Another factor in attendance is the cost of fuel. Any business that relies on people traveling to get there tends to suffer when Republican (lack of) energy policy once again allows fuel prices to jump up. We are at $3.00/gallon again now for the first time in many years.

I don't think that many years, I still vividly remember the signs at the end of my street at $4.04 per gallon at one point during the former administration. I'm not saying it was the fault of that administration, just that is hasn't been that horribly long ago and Republicans were not in charge at the time.

Fun's avatar

super7* said:

Another factor in attendance is the cost of fuel. Any business that relies on people traveling to get there tends to suffer when Republican (lack of) energy policy once again allows fuel prices to jump up. We are at $3.00/gallon again now for the first time in many years.

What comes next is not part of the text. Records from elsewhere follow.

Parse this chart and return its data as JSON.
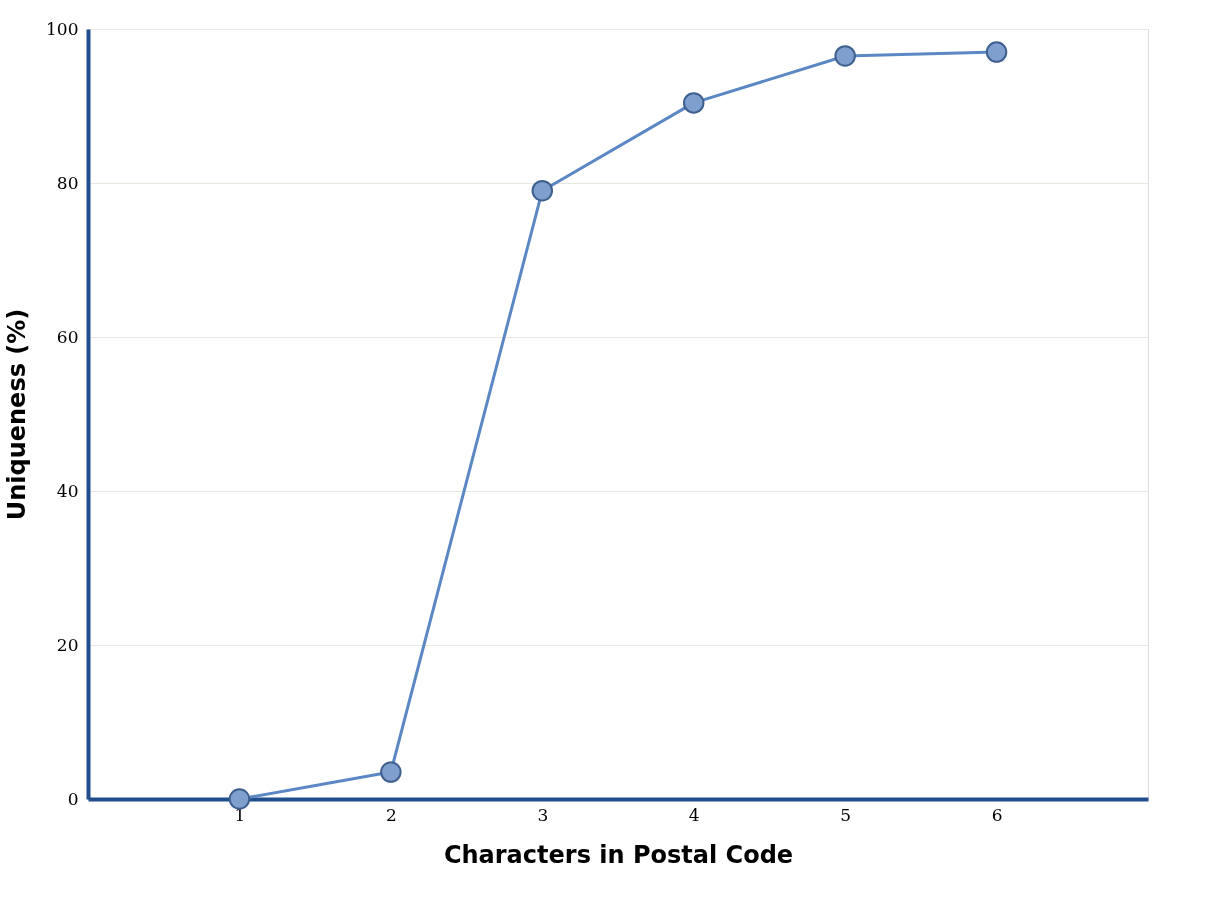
{
  "chart_data": {
    "type": "line",
    "xlabel": "Characters in Postal Code",
    "ylabel": "Uniqueness (%)",
    "x": [
      1,
      2,
      3,
      4,
      5,
      6
    ],
    "series": [
      {
        "color": "#5b87c5",
        "values": [
          0,
          3.5,
          79,
          90.4,
          96.5,
          97
        ]
      }
    ],
    "xlim": [
      0,
      7
    ],
    "xticks": [
      1,
      2,
      3,
      4,
      5,
      6
    ],
    "ylim": [
      0,
      100
    ],
    "yticks": [
      0,
      20,
      40,
      60,
      80,
      100
    ],
    "grid": "y",
    "marker": "circle",
    "line_style": "solid"
  }
}
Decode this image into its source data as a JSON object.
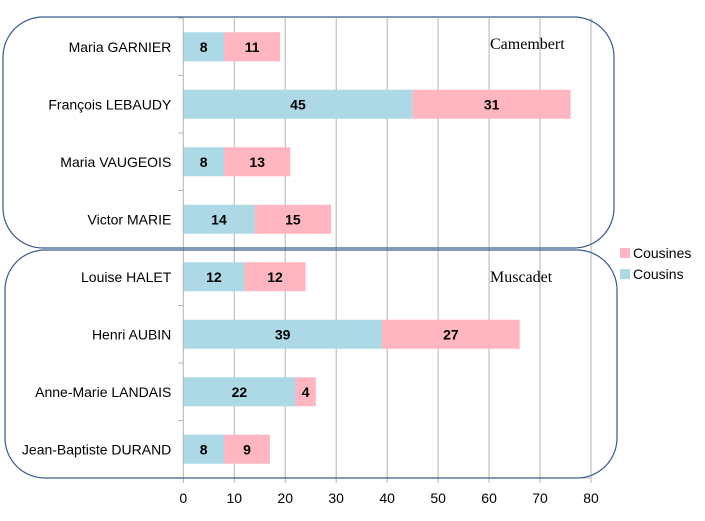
{
  "chart_data": {
    "type": "bar",
    "orientation": "horizontal",
    "stacked": true,
    "categories": [
      "Maria GARNIER",
      "François LEBAUDY",
      "Maria VAUGEOIS",
      "Victor MARIE",
      "Louise HALET",
      "Henri AUBIN",
      "Anne-Marie LANDAIS",
      "Jean-Baptiste DURAND"
    ],
    "series": [
      {
        "name": "Cousins",
        "color": "#add8e6",
        "values": [
          8,
          45,
          8,
          14,
          12,
          39,
          22,
          8
        ]
      },
      {
        "name": "Cousines",
        "color": "#ffb6c1",
        "values": [
          11,
          31,
          13,
          15,
          12,
          27,
          4,
          9
        ]
      }
    ],
    "groups": [
      {
        "label": "Camembert",
        "categories": [
          0,
          1,
          2,
          3
        ]
      },
      {
        "label": "Muscadet",
        "categories": [
          4,
          5,
          6,
          7
        ]
      }
    ],
    "xlim": [
      0,
      80
    ],
    "xticks": [
      0,
      10,
      20,
      30,
      40,
      50,
      60,
      70,
      80
    ],
    "grid": true,
    "legend": {
      "placement": "right",
      "entries": [
        "Cousines",
        "Cousins"
      ]
    },
    "data_labels": true
  }
}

I don't think that has anything to do with anything, otherwise they wouldn't have had regularly increasing attendance from 2011-2017.

Jeff's avatar

CreditWh0re said:
I don't think Busch would sell the non-sea parks currently...


Jeff - Editor - CoasterBuzz.com - My Blog

Rick_UK's avatar

$3.00/gallon sounds like a bargain to me!


Nothing to see here. Move along.

Jeff's avatar

12 cents per kWh is even better!


Jeff - Editor - CoasterBuzz.com - My Blog

Automakers are running SUV and truck plants at full capacity (sometimes looking to increase production) and reducing production at car plants (many of which are already running well below full capacity). Doesn't seem to me the cost of gasoline is an issue.